Archiv | Stadt Datteln

News-Archiv

 

Acht Poetry-Slammer kämpfen um goldene Trophäe: 12. „Verbalknotenpunkt“ am 13. März im Bücherwurm – Kooperation mit VHS Datteln
Das Bild zeigt Wolfgang Tänzer (links) und Christofer Rott.

3.3.2020 - Dichtung kann Spaß machen – gerade wenn sie modern daherkommt. Das beweist der Dattelner Poetry-Slam „Verbalknotenpunkt“, der am Freitag, 13. März 2020, um 19.30 Uhr zu seiner 12. Auflage im Bücherwurm startet: in Kooperation mit der VHS Datteln und einem Moderator, der an allen Strippen gezogen hat, um wieder spannende und wortgewandte Poeten nach Datteln zu locken. Noch gibt es ein paar Tickets zum Preis von 10 Euro im Bücherwurm, Castroßer Straße 33.

Acht Poetry-Slammer kämpfen um die begehrte Miniaturplastik, den „Goldenen Bücherwurm“. Vielleicht geht sie bei diesem Slam an Eva-Lisa aus Dortmund. Ihre Chancen stehen nicht schlecht, hat sie es in letzter Zeit doch mehrfach ins Finale geschafft – wie bei den jüngsten NRW-Meisterschaften in Aachen. Sie mag humorvolle Lyrik und möchte damit alle gewitzt auf Betriebstemperatur bringen.

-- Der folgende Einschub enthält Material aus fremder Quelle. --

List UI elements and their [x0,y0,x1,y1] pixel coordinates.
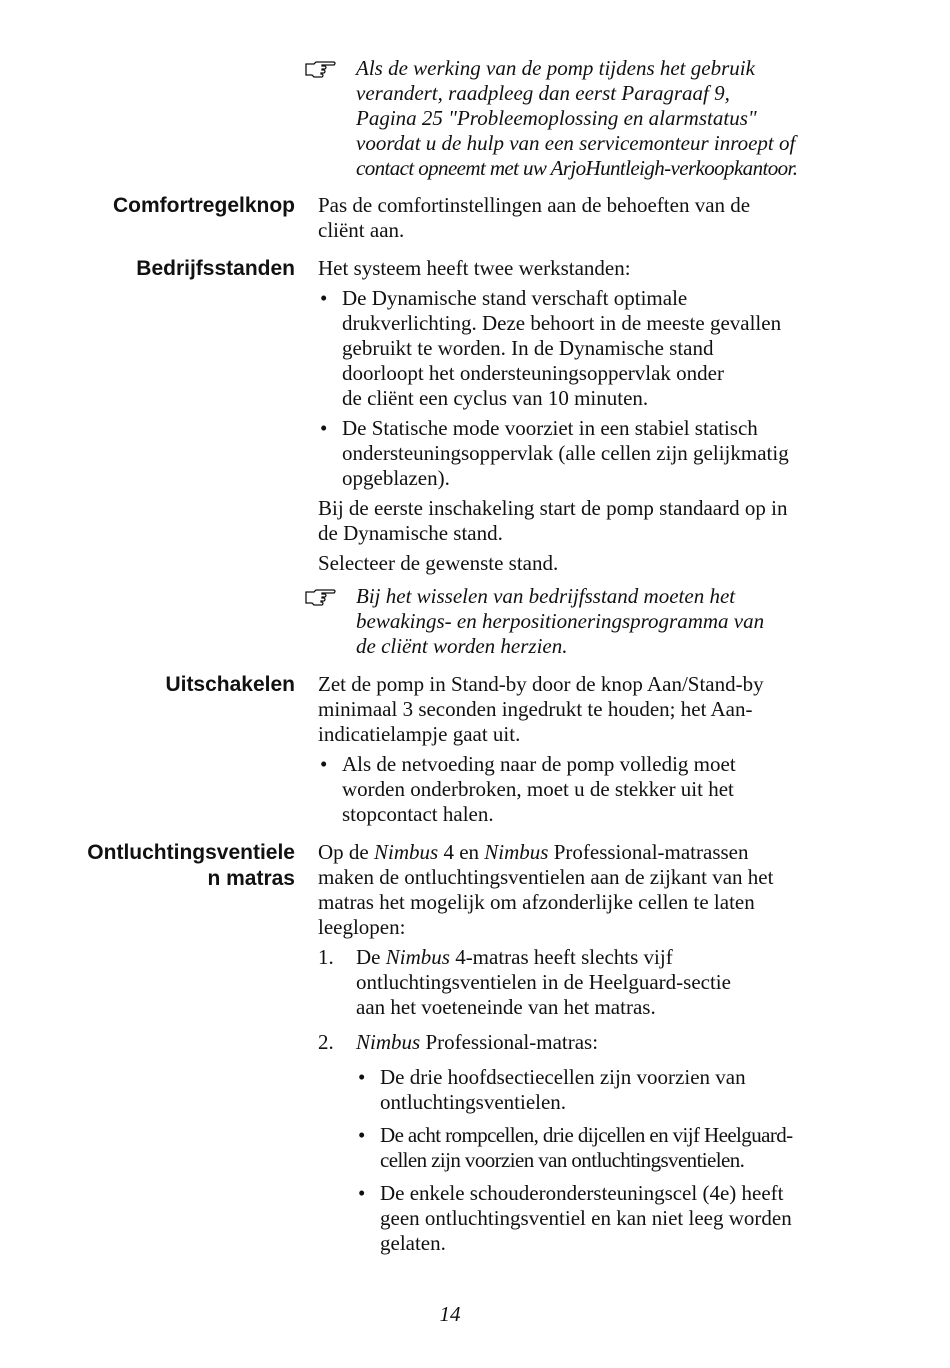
bullet-marker: • [358,1123,365,1147]
bullet-item [318,752,848,827]
sub-bullet-item [318,1065,848,1115]
body-line: Zet de pomp in Stand-by door de knop Aan/Stand-by [318,672,764,696]
numbered-item [318,1030,848,1055]
body-line: Bij de eerste inschakeling start de pomp standaard op in [318,496,788,520]
body-line: indicatielampje gaat uit. [318,722,521,746]
bullet-marker: • [358,1181,366,1205]
body-line: matras het mogelijk om afzonderlijke cellen te laten [318,890,755,914]
bullet-line: ondersteuningsoppervlak (alle cellen zijn gelijkmatig [342,441,789,465]
pointing-hand-icon [304,582,338,608]
bullet-item [318,416,848,491]
bullet-line: De enkele schouderondersteuningscel (4e) heeft [380,1181,784,1205]
item-number: 2. [318,1030,334,1054]
item-line: aan het voeteneinde van het matras. [356,995,656,1019]
body-line: minimaal 3 seconden ingedrukt te houden; het Aan- [318,697,753,721]
item-number: 1. [318,945,334,969]
bullet-line: gebruikt te worden. In de Dynamische stand [342,336,714,360]
note-line: Bij het wisselen van bedrijfsstand moeten het [356,584,736,608]
bullet-line: cellen zijn voorzien van ontluchtingsventielen. [380,1148,745,1172]
item-line: ontluchtingsventielen in de Heelguard-sectie [356,970,731,994]
pointing-hand-icon [304,54,338,80]
section-heading: Uitschakelen [165,673,295,696]
bullet-line: geen ontluchtingsventiel en kan niet leeg worden [380,1206,792,1230]
bullet-line: De Statische mode voorziet in een stabiel statisch [342,416,758,440]
bullet-line: stopcontact halen. [342,802,494,826]
body-line: leeglopen: [318,915,406,939]
bullet-line: de cliënt een cyclus van 10 minuten. [342,386,649,410]
bullet-marker: • [358,1065,366,1089]
body-line: de Dynamische stand. [318,521,503,545]
bullet-marker: • [320,752,328,776]
section-heading-line: n matras [207,867,295,890]
item-line: Nimbus Professional-matras: [356,1030,599,1054]
body-line: maken de ontluchtingsventielen aan de zijkant van het [318,865,774,889]
note-line: Pagina 25 "Probleemoplossing en alarmstatus" [356,106,757,130]
section-heading [40,840,295,892]
note-line: voordat u de hulp van een servicemonteur inroept of [356,131,796,155]
sub-bullet-item [318,1123,848,1173]
body-line: Het systeem heeft twee werkstanden: [318,256,631,280]
bullet-line: drukverlichting. Deze behoort in de meeste gevallen [342,311,782,335]
section-heading: Comfortregelknop [112,194,295,217]
bullet-line: doorloopt het ondersteuningsoppervlak onder [342,361,724,385]
bullet-line: De drie hoofdsectiecellen zijn voorzien van [380,1065,746,1089]
bullet-line: ontluchtingsventielen. [380,1090,567,1114]
bullet-line: De acht rompcellen, drie dijcellen en vijf Heelguard- [380,1123,793,1147]
bullet-line: worden onderbroken, moet u de stekker uit het [342,777,734,801]
note-line: verandert, raadpleeg dan eerst Paragraaf 9, [356,81,730,105]
note-line: Als de werking van de pomp tijdens het gebruik [356,56,755,80]
body-line: cliënt aan. [318,218,405,242]
bullet-marker: • [320,286,328,310]
note-line: bewakings- en herpositioneringsprogramma van [356,609,765,633]
note-line: contact opneemt met uw ArjoHuntleigh-verkoopkantoor. [356,156,798,180]
body-line: Op de Nimbus 4 en Nimbus Professional-matrassen [318,840,749,864]
section-heading-line: Ontluchtingsventiele [87,841,295,864]
numbered-item [318,945,848,1020]
note-line: de cliënt worden herzien. [356,634,568,658]
body-line: Selecteer de gewenste stand. [318,551,559,575]
bullet-line: De Dynamische stand verschaft optimale [342,286,688,310]
body-line: Pas de comfortinstellingen aan de behoeften van de [318,193,751,217]
sub-bullet-item [318,1181,848,1256]
bullet-line: Als de netvoeding naar de pomp volledig moet [342,752,736,776]
bullet-item [318,286,848,411]
bullet-marker: • [320,416,328,440]
bullet-line: gelaten. [380,1231,446,1255]
section-heading: Bedrijfsstanden [136,257,295,280]
bullet-line: opgeblazen). [342,466,450,490]
item-line: De Nimbus 4-matras heeft slechts vijf [356,945,673,969]
page-number: 14 [439,1302,461,1326]
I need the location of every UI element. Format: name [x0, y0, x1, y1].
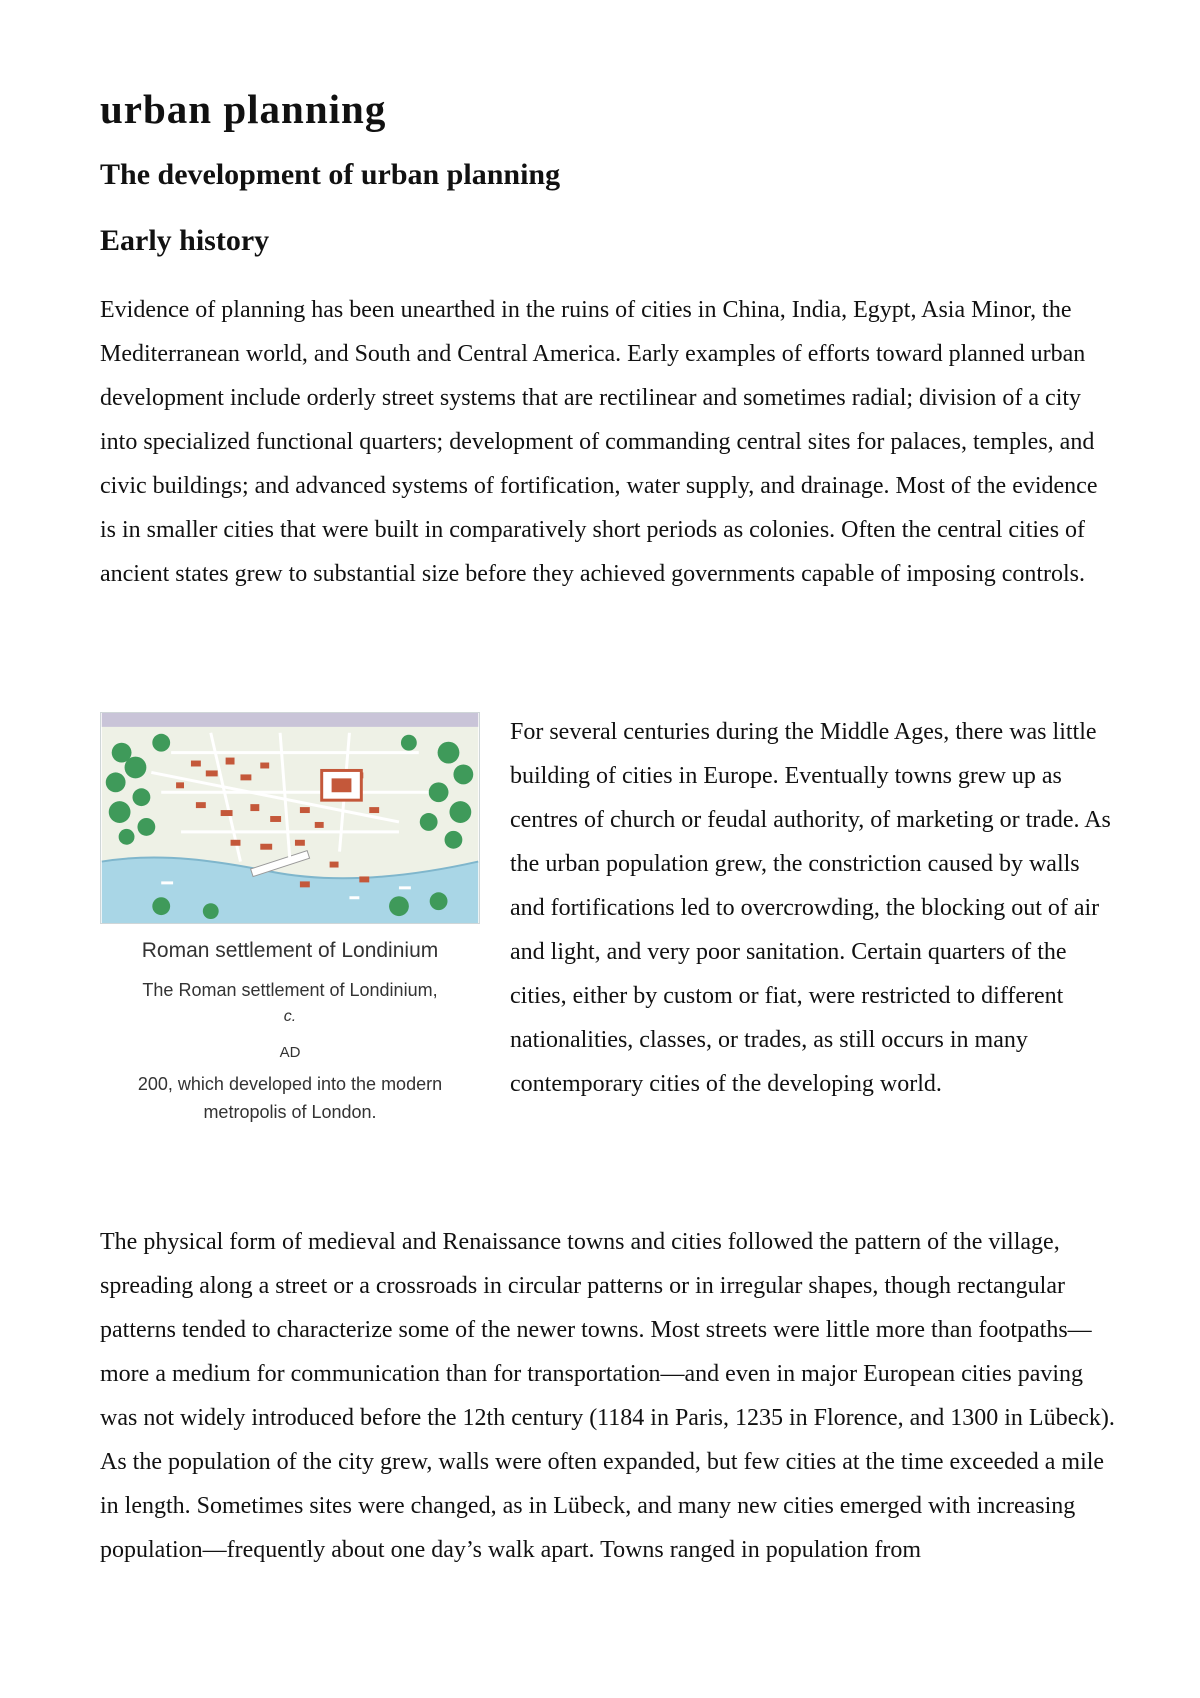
figure-title: Roman settlement of Londinium: [141, 939, 439, 962]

Das Bild das Logo für den Verbalknotenpunkt.

AK Chile aus Duisburg stand vor gut einem Jahr zum ersten Mal auf einer Bühne – und das nicht irgendwo, sondern in Duisburg-Marxloh. Er weiß, dass es auch vor dem kritischen Publikum in Datteln kein Spaziergang wird. Er spricht über das, was ihn bewegt und was er erlebt.

Michael „Zammie“ Zamhöfer kommt eigentlich aus der Rapper-Szene und ist herrlich unangepasst. Manchen seiner Texte merkt man an, dass er Biologie studiert.

Mit großen Worten große Gefühle zu wecken ist das Anliegen von Max Raths. Der Mönchengladbacher achtet akribisch auf Rhythmus und Tempo, was bei seinen Zuhörer*innen bestens ankommt.

Auch ein Lehrer mischt sich unter die muntere Truppe: Stefan Fischer. Der lustige Kurzgeschichtenerzähler ist zugunsten seines Referendariats bislang ein wenig zurückgetreten. Jetzt möchte er bärtig, bemützt und mit tiefer Stimme gnadenlos witzig wieder angreifen.

Jan Bühlbecker und Lena Meckenstock sind Wiederholungstäter auf der kleinen Palettenbühne im Bücherwurm und feste Größen aus der Slammerszene. Sie wissen, nur wer Punkte bei den Zuhörer*innen macht, zieht ins Finale ein, kämpft mit seinem ganz persönlichen Wortbeitrag, gereimt oder in Prosa, mit Manuskript oder frei in sechs Minuten um den Sieg. Und über die Vergabe des „Goldenen Bücherwurms“ bestimmen auch beim 12. Mal die Dattelner Fans.